Dialogue: the dialogue flows naturally enough, with a caution to be careful of missing words, that make a sentence or two sound a little off. The pacing in the conversations is good and it doesn't take from the smooth flow of the unfolding here. Good job there.

Cover: the cover is beautiful, elegant, my only complaint is that the font is slightly too close together, and your name is not on the cover. The author's name should always be on the cover, whether it is your pen name or account name, it makes it easier for readers to know who you are, it is one sure way of making sure your loyal readers come back to you.

Summary: the summary leaves enough of a mystery to keep the reader interested and make them want to read your book. It also gives the readers just enough to want to look into the book and start reading. [Side note: the tags are very enticing.]

Jasmine overall notes: I will advise you to look into downloading the Grammarly program to your PC, laptop, and or mobile device just so that it can help smooth out all the minor errors and keep the story looking neat and lovely as possible. You are a very good writer and your story is very well written. There are little to no complaints from me, only my deep need to really know what happened to Aster and the people around her. Great work and good luck in the future.



Review done by Khala

🔴 Writing Style

⭐️⭐️⭐️= 0.6

🔴 Grammar and Punctuation

⭐️⭐️⭐️= 0.6

🔴 Dialogue

⭐️⭐️⭐️⭐️ = 0.8

🔴 Cover

⭐️⭐️⭐️⭐️= 0.8

🔴 Summary

⭐️⭐⭐⭐= 0.8

Khala's Total = 3.6


Writing style: I feel like you should do some small descriptions since the readers can't really tell where there are. Make it so that the readers can picture it perfectly. Use action words. It helps readers know what's going on. Other than that there was a time when I didn't know what was happening to the character. You should proofread it or have an adult or fellow writer look at it.

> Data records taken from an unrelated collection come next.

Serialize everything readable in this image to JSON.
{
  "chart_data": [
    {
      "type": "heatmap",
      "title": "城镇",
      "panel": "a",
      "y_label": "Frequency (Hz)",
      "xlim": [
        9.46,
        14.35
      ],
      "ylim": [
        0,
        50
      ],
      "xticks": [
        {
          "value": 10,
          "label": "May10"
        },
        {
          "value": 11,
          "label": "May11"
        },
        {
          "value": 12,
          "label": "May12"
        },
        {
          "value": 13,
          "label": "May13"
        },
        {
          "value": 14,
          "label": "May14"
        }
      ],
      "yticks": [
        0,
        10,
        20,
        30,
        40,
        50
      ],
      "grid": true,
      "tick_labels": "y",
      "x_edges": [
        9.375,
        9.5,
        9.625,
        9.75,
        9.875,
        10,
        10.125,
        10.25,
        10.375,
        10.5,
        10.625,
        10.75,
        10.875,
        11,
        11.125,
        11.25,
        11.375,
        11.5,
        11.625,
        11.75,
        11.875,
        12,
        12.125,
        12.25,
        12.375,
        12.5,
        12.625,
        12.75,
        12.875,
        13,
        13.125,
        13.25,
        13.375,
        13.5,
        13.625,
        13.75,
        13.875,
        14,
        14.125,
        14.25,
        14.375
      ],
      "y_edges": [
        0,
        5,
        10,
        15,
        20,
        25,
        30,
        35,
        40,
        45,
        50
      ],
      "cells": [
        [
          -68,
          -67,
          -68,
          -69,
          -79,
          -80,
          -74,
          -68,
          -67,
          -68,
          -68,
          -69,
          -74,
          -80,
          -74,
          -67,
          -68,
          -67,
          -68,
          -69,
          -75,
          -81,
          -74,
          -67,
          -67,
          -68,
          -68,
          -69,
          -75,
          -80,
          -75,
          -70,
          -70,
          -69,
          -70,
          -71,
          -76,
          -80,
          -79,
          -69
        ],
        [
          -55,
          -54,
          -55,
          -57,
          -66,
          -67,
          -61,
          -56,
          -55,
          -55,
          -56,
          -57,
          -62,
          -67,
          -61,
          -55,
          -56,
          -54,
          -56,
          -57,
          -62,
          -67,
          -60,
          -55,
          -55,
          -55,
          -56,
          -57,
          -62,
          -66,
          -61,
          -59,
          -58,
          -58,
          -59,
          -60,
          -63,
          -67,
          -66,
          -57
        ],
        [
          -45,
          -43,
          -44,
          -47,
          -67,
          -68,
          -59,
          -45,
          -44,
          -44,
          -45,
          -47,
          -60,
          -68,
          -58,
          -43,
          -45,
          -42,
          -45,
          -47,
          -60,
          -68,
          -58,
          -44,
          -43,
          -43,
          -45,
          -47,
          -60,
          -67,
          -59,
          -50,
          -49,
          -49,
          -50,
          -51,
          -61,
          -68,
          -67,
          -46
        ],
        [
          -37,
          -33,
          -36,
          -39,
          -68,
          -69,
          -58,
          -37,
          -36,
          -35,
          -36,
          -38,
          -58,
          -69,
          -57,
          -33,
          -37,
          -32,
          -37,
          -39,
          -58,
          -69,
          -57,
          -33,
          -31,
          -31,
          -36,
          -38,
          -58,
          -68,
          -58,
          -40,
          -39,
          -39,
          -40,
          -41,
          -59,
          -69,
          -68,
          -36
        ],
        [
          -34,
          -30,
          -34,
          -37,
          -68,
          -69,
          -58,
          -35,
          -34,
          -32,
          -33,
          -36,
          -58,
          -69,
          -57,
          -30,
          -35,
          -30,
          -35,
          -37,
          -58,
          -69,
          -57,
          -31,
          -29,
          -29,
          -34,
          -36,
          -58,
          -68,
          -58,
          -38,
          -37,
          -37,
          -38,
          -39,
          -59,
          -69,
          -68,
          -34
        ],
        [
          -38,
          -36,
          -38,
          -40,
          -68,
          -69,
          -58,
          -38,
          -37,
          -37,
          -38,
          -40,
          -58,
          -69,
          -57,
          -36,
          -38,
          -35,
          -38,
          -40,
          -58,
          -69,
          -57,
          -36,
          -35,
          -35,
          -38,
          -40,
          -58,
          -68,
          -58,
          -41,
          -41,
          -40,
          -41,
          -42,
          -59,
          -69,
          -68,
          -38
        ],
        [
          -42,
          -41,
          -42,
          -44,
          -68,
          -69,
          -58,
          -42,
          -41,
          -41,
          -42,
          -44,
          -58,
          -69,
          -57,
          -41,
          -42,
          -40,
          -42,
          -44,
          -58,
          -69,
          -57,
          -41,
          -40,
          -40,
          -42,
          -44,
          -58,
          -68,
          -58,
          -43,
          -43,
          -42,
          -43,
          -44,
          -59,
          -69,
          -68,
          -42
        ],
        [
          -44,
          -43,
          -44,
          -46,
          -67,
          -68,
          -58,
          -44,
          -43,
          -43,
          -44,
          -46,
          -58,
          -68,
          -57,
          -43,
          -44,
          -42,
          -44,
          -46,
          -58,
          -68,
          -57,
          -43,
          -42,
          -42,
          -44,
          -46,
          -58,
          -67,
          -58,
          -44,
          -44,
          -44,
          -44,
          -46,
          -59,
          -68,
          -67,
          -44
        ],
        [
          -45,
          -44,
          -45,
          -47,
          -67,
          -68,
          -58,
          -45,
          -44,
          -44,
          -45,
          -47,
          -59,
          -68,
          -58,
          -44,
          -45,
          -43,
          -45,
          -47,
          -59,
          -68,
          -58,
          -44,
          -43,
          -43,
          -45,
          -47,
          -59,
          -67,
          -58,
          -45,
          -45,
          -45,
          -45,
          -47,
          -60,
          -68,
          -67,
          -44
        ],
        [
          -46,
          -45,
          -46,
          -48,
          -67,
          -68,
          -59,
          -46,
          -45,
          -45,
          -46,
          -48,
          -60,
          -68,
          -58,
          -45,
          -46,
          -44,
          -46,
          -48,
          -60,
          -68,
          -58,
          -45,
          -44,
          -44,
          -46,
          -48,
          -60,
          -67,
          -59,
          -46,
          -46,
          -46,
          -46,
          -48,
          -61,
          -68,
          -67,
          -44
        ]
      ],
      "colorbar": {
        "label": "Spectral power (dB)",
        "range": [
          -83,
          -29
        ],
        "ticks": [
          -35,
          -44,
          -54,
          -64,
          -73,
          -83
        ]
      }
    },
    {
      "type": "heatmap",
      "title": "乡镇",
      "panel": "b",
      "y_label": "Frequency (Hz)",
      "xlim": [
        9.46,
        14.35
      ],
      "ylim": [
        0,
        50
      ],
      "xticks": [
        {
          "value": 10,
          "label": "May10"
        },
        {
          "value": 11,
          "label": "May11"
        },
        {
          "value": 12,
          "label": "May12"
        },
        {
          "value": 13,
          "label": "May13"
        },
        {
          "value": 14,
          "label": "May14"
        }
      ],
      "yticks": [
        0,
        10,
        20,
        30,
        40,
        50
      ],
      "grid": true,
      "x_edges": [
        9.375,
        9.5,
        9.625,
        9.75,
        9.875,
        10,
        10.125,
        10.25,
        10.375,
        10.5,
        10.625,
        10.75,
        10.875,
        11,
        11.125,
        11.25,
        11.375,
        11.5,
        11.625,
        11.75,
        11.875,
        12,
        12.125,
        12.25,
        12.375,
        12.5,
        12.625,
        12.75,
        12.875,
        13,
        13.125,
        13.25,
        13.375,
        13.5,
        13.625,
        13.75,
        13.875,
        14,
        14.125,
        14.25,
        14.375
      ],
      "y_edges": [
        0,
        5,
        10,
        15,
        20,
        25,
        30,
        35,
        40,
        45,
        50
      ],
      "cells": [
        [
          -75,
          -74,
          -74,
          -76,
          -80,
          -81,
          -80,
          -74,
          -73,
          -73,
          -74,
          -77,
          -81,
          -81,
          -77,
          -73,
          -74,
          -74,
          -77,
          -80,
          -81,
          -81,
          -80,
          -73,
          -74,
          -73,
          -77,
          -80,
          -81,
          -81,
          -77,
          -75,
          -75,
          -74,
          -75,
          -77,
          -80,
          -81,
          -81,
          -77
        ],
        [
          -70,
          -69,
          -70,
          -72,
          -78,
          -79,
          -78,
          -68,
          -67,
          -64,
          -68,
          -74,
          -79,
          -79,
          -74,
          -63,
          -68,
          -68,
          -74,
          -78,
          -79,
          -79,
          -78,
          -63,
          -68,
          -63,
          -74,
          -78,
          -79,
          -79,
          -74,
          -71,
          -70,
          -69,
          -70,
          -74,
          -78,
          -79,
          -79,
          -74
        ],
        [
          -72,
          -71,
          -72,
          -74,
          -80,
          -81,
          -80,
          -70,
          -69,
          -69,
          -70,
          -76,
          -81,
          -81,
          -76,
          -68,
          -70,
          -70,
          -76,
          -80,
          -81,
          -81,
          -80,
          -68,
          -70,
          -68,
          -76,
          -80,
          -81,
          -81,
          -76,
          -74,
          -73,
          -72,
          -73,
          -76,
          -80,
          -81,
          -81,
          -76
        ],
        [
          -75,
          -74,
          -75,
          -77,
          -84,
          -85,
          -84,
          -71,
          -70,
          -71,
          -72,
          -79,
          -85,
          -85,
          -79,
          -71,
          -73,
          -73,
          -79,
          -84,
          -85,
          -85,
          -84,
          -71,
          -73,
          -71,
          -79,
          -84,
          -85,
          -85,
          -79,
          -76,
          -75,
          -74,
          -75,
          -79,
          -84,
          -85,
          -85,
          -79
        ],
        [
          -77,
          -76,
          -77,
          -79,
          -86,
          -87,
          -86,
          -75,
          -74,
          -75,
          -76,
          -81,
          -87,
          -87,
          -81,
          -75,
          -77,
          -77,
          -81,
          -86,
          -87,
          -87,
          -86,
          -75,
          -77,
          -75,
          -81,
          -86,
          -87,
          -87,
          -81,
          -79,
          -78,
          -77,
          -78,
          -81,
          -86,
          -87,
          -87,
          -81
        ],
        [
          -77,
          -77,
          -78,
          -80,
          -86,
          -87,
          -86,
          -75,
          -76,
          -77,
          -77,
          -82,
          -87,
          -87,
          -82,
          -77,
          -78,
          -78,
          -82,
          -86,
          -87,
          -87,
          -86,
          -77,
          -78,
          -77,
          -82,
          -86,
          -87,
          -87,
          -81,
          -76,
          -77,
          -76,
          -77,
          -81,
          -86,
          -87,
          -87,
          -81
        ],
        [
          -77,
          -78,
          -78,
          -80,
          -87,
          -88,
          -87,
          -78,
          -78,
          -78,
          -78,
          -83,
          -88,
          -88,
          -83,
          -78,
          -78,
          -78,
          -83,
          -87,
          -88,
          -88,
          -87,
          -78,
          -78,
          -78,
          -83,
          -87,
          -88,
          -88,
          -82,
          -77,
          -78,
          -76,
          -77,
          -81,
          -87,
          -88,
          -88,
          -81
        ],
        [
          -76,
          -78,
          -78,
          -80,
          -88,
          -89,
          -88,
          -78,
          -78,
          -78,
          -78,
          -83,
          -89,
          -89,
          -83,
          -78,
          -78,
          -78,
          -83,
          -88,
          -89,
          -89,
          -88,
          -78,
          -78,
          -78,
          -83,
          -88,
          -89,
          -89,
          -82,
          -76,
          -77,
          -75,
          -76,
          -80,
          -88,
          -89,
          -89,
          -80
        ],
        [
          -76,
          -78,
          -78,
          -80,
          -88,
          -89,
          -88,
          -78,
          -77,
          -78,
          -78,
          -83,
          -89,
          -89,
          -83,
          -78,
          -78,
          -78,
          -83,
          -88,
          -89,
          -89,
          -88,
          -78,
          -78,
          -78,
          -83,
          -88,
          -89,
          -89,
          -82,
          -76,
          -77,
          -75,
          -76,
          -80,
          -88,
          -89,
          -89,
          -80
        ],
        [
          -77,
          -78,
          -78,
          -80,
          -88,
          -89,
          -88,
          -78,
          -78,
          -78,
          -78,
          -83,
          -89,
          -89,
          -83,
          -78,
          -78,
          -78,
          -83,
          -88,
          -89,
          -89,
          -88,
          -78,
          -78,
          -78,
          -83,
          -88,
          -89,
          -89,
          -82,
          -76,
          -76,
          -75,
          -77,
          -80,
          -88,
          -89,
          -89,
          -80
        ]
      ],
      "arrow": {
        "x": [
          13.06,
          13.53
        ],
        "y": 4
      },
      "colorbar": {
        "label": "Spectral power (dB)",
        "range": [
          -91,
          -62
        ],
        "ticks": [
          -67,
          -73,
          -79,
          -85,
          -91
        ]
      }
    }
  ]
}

Grammar & Punctuation: Nothing is wrong with grammar or punctuation. You capitalized on important words. You put commas in the right spot. Great job. There are people that don't really know when to put a comma and you for sure know what you are doing.

Dialogue: The conversations are good. Try and look at the sentences so they aren't missing and words so it doesn't seem a little off.

Cover: The cover is gorgeous. The best I have seen in a long time while reading a story. But a cover always needs the author's name on it. So I suggest you do that.

Summary: I like the summary. I like how you didn't put too much information but enough for the readers to want to read more. Wonderful job on that.

Khala's overall notes: I don't have much to say except the story was great and I like your writing style. You are a good writer and your books are wonderful. I enjoyed it and ready to read the rest.